Jonathan David Zazula was born on March 16, 1952, in the Bronx. His father, Norman, was a shipping clerk, and his mother, Helen (Risch) Zazula, was recreation director at a nursing home.

He grew up in the Eastchester Gardens complex in the Bronx and attended Lehman College. He married Lisa Weber in 1972, but the marriage ended in divorce. In 1979 he married Marsha Jean Rutenberg.

He was working in financial planning and she in marketing when they left New York in 1980 and settled in Old Bridge, N.J. His finance career came to an end the next year when the company he worked for, which traded in metals, was raided by the authorities and everyone there was charged with fraud, accused of passing off scrap metal as the rare metal tantalum.
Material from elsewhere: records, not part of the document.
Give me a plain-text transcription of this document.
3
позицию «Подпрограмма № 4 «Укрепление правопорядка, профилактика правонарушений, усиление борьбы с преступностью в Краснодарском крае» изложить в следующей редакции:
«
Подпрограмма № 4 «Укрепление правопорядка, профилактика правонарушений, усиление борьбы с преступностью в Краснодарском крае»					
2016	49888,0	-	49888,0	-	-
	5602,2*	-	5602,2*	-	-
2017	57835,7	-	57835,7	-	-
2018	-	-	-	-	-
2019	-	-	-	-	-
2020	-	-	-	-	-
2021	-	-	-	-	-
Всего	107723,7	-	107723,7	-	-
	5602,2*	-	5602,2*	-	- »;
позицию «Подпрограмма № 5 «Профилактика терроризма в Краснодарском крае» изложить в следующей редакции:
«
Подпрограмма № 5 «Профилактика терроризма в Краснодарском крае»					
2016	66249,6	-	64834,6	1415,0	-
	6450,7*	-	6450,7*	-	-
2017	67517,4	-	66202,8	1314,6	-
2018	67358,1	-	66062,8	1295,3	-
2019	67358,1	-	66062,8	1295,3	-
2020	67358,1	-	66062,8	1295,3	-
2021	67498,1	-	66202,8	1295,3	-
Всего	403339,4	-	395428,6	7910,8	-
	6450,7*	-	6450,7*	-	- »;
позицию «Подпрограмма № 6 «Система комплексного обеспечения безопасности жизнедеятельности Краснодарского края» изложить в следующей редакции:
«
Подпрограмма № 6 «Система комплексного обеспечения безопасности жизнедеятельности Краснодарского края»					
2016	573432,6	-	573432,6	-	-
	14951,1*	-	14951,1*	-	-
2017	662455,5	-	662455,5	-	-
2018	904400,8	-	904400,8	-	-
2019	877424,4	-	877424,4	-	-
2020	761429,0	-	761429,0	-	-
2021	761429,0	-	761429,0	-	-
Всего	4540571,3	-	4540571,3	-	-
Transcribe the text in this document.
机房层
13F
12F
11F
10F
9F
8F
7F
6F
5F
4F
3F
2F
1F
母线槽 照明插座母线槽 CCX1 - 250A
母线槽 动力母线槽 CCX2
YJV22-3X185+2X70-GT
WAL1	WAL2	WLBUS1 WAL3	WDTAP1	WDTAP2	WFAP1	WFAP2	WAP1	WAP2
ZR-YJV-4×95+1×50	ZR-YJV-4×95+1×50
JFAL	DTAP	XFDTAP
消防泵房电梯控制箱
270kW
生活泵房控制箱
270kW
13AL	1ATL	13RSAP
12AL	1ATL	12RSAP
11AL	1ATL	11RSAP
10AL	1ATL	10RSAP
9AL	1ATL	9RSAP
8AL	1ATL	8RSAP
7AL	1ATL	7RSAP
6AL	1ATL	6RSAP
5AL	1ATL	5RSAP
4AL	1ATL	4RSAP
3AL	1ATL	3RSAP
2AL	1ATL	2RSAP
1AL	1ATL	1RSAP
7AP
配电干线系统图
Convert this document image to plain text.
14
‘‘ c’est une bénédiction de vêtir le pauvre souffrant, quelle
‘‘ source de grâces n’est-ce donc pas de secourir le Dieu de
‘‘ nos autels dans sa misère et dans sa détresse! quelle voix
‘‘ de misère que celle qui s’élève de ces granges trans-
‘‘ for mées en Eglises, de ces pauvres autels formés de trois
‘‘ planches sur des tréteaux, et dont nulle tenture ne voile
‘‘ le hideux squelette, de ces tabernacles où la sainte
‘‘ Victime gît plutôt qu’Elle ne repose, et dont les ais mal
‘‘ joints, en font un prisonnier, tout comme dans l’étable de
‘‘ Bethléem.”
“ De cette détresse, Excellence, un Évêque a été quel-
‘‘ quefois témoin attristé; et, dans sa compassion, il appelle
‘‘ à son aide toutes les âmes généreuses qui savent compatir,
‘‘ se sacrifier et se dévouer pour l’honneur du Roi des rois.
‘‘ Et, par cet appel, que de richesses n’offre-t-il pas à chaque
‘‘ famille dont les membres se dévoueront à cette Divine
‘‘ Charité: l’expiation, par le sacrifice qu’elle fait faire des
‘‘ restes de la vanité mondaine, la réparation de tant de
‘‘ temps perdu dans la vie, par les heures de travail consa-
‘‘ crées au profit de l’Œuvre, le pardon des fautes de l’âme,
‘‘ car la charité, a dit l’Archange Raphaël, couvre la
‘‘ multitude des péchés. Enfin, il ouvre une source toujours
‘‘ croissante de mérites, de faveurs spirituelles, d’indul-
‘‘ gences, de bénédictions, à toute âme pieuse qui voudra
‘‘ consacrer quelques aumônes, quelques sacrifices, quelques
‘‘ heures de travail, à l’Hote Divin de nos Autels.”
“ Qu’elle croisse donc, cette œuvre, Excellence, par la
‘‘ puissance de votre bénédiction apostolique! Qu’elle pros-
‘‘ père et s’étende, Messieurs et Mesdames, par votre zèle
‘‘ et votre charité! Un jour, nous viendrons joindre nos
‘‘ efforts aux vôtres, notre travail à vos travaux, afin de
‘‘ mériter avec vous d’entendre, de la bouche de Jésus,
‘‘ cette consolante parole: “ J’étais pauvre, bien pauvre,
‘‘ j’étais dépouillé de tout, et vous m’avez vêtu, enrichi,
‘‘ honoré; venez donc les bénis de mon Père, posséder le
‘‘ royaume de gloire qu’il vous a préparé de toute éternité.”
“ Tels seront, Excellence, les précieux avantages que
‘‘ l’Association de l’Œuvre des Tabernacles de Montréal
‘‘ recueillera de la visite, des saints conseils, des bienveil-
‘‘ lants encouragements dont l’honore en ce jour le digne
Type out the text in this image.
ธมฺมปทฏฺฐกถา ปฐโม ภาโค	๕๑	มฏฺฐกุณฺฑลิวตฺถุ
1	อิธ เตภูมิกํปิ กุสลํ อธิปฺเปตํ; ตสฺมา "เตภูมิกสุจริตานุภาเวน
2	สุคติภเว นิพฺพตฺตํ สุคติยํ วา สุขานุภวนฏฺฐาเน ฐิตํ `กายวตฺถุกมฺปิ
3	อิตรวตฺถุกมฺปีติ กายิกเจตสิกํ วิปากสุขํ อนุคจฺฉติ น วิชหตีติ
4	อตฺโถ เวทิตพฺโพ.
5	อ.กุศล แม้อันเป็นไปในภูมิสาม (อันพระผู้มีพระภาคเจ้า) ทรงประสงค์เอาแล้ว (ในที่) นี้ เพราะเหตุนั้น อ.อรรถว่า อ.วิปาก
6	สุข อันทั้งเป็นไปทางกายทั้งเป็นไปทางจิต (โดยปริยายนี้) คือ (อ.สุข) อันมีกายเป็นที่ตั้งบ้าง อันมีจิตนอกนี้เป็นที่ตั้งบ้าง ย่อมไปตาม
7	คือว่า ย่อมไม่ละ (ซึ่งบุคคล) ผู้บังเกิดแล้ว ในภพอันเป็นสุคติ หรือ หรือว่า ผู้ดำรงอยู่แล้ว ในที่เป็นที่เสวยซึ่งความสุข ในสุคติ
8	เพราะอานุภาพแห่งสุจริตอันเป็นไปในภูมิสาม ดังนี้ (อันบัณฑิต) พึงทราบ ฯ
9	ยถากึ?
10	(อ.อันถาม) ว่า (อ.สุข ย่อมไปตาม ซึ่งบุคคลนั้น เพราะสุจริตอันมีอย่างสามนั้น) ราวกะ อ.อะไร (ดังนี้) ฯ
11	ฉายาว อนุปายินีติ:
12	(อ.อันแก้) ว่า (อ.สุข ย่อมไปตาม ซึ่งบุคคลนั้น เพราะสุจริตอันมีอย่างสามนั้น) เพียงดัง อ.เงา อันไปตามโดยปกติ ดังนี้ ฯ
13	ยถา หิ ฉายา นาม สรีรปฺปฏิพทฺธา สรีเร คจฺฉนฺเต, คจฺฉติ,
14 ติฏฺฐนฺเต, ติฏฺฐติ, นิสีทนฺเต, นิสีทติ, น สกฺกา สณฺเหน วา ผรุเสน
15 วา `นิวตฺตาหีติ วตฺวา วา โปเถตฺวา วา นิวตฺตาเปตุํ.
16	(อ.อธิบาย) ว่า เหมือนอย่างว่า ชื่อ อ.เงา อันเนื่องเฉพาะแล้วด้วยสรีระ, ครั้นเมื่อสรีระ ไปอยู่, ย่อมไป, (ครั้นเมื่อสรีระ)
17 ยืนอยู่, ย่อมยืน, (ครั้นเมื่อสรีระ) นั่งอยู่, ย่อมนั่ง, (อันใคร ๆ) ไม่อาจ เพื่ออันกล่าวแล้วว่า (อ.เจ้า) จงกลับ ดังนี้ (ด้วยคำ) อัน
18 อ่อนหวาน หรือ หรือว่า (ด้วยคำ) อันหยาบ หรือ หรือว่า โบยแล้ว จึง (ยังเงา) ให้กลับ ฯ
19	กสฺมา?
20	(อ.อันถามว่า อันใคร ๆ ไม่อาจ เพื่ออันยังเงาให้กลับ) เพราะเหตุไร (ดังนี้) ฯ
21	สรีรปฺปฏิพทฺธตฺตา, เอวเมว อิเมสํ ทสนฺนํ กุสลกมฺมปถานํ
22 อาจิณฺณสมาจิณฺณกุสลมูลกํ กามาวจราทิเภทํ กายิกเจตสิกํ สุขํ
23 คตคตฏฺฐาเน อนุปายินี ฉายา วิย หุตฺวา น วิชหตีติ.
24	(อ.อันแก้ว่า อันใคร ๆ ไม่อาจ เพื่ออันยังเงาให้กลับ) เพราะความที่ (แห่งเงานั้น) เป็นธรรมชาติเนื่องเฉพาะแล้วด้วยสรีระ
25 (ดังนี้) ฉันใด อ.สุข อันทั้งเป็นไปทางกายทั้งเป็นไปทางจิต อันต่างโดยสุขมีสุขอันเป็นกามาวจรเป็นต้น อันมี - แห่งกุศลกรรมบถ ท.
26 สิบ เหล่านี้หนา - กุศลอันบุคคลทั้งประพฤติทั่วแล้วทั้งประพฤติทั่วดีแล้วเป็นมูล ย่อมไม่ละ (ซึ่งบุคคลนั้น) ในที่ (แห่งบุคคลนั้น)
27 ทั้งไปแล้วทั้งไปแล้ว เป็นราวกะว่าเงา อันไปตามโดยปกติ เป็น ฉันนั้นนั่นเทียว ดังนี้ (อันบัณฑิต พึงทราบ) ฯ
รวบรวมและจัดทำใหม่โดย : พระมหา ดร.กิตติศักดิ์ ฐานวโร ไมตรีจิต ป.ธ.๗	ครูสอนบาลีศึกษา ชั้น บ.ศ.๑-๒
Mr. Zazula served six months in a halfway house in Newark, and he and his wife began selling at the flea market during that time to try to make ends meet.

“That’s how we started Rock N Roll Heaven,” he said in an interview for “Moguls and Madmen: The Pursuit of Power in Popular Music,” a 1994 book by Jory Farr. “Out of that pit of hell came all that we did.”

Their fledgling concert-promotion business — Crazed Management was their company’s name — was very hands-on; they personally plastered telephone poles with fliers, and band members often crashed at their house.

“I remember we had to sell every club we worked in on the idea of presenting an original heavy-metal show,” Mr. Zazula, recalling the early years, told The Home News of New Brunswick, N.J., in 1988. “In those days all the clubs wanted cover bands.”

Creating Megaforce Records, he said, was a fallback, after the couple had made some more demos with Metallica and tried to interest existing labels.

“They thought we were crazy,” he told The Courier-News in 1987. “‘What kind of music is this?’ And we were forced to start our own record company to promote Metallica.”

Bands given their start by Megaforce tended to move to more mainstream labels once they made it big; after its first two albums, Metallica signed with Elektra.

The couple sold their stake in Megaforce in 2001, although Mr. Zazula continued to promote an occasional concert until retiring in 2018.

Mr. Zazula is survived by three daughters, Danielle Zazula, Rikki Zazula and Blaire Zazula Brewer; two brothers, Evan and Robert; and five grandchildren.